Fri, Sep 18, 2009 - Page 6 News List

UK firm Trafigura in ‘cover-up’

HARMLESS?E-mails sent within the company show that Trafigura was aware that its waste dumped in Ivory Coast was so toxic it was banned in Europe

THE GUARDIAN , LONDON

Agbo N’guessan, 48, a resident of Djibi village near Abidjan, Ivory Coast, shows skin problems on Aug. 23, 2007, that she says were caused by toxic waste dumped nearby. A UN expert has found evidence linking at least 15 deaths and several hospitalizations to toxic waste dumped in Ivory Coast by a ship chartered by Trafigura.

PHOTO: AFP

The Guardian has evidence of a massive cover-up by British oil trader Trafigura, in one of the worst pollution disasters in recent history.

Internal e-mails show that Trafigura, which yesterday suddenly announced an offer to pay compensation to 31,000 west African victims, was fully aware that its waste dumped in Ivory Coast was so toxic that it was banned in Europe.

Thousands of west Africans besieged local hospitals in 2006, and a number died, after the dumping of hundreds of tonnes of highly toxic oil waste around the country’s capital, Abidjan. Official local autopsy reports on 12 alleged victims appeared to show fatal levels of the poisonous gas hydrogen sulphide, one of the waste’s lethal byproducts.

Trafigura has insisted publicly for three years that its waste was routine and harmless.

It claims it was “absolutely not dangerous.”

It has until now denied compensation claims, and its lawyers repeatedly threatened anyone worldwide who sought to contradict its version. It launched a libel case against BBC Newsnight, forced an alleged correction from the London Times, demanded the Guardian delete articles, and on Wednesday tried to gag journalists in the Netherlands and Norway with legal threats.

But the dozens of damning internal Trafigura e-mails that have now come to light reveal how traders were told in advance that their planned chemical operation, a cheap and dirty process called “caustic washing,” generated such dangerous waste that it was widely outlawed in the west.
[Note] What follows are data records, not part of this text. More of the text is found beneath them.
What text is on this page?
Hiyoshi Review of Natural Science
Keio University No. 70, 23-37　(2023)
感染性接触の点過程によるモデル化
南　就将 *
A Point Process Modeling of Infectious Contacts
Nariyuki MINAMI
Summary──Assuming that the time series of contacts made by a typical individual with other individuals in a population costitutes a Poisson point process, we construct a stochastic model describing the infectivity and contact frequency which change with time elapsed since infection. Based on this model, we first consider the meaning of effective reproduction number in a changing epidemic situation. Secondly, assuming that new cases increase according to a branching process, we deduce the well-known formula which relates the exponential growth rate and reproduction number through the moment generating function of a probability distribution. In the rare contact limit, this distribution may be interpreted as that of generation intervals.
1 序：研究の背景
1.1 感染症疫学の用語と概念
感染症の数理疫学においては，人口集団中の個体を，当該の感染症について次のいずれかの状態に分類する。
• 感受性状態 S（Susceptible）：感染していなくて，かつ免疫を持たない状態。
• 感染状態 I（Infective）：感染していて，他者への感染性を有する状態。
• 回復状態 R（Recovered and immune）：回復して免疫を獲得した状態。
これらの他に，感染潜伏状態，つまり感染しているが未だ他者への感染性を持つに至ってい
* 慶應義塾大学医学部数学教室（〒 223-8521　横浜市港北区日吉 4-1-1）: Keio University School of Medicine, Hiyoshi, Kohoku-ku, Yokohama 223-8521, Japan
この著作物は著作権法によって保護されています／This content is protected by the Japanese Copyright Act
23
The documents reveal that the London-based traders hoped to make profits of US$7 million a time by buying up what they called “bloody cheap” cargoes of sulphur-contaminated Mexican gasoline. They decided to try to process the fuel on board a tanker anchored offshore, creating toxic waste they called “slops.”

One trader wrote on March 10, 2006: “I don’t know how we dispose of the slops and I don’t imply we would dump them, but for sure there must be some way to pay someone to take them.”

The resulting black, stinking, slurry was eventually dumped around landfills in Abidjan after Trafigura paid an unqualified local man to take it away in tanker trucks at a cheap rate.

Trafigura’s libel lawyers, Carter-Ruck, recently demanded the Guardian deleted published articles, saying it was “gravely defamatory” and “untrue” to say Trafigura’s waste had been dumped cheaply and could have caused deaths and serious injuries. The Dutch paper Volkskrant and Norwegian TV said they were also threatened with gagging actions on Wednesday.

Trafigura also launched a libel action against the BBC’s Newsnight, complaining it had been wrongly accused of causing deaths, disfigurement and miscarriages, and had “suffered serious damage to their reputation.”

The BBC filed a fighting defense this week, accusing Trafigura of knowing its chemicals were “highly toxic, potentially lethal and posed a serious risk to public health.”

The broadcaster also alleged a cover-up, saying Trafigura’s denials “lack credibility and candour.”

Newsnight planned to transmit another program on the subject on BBC TV yesterday. UN Human Rights Special Rapporteur professor Okechukwu Ibeanu criticized Trafigura for potentially “stifling independent reporting and public criticism” in a report the oil trader tried and failed to prevent being published in Geneva this week.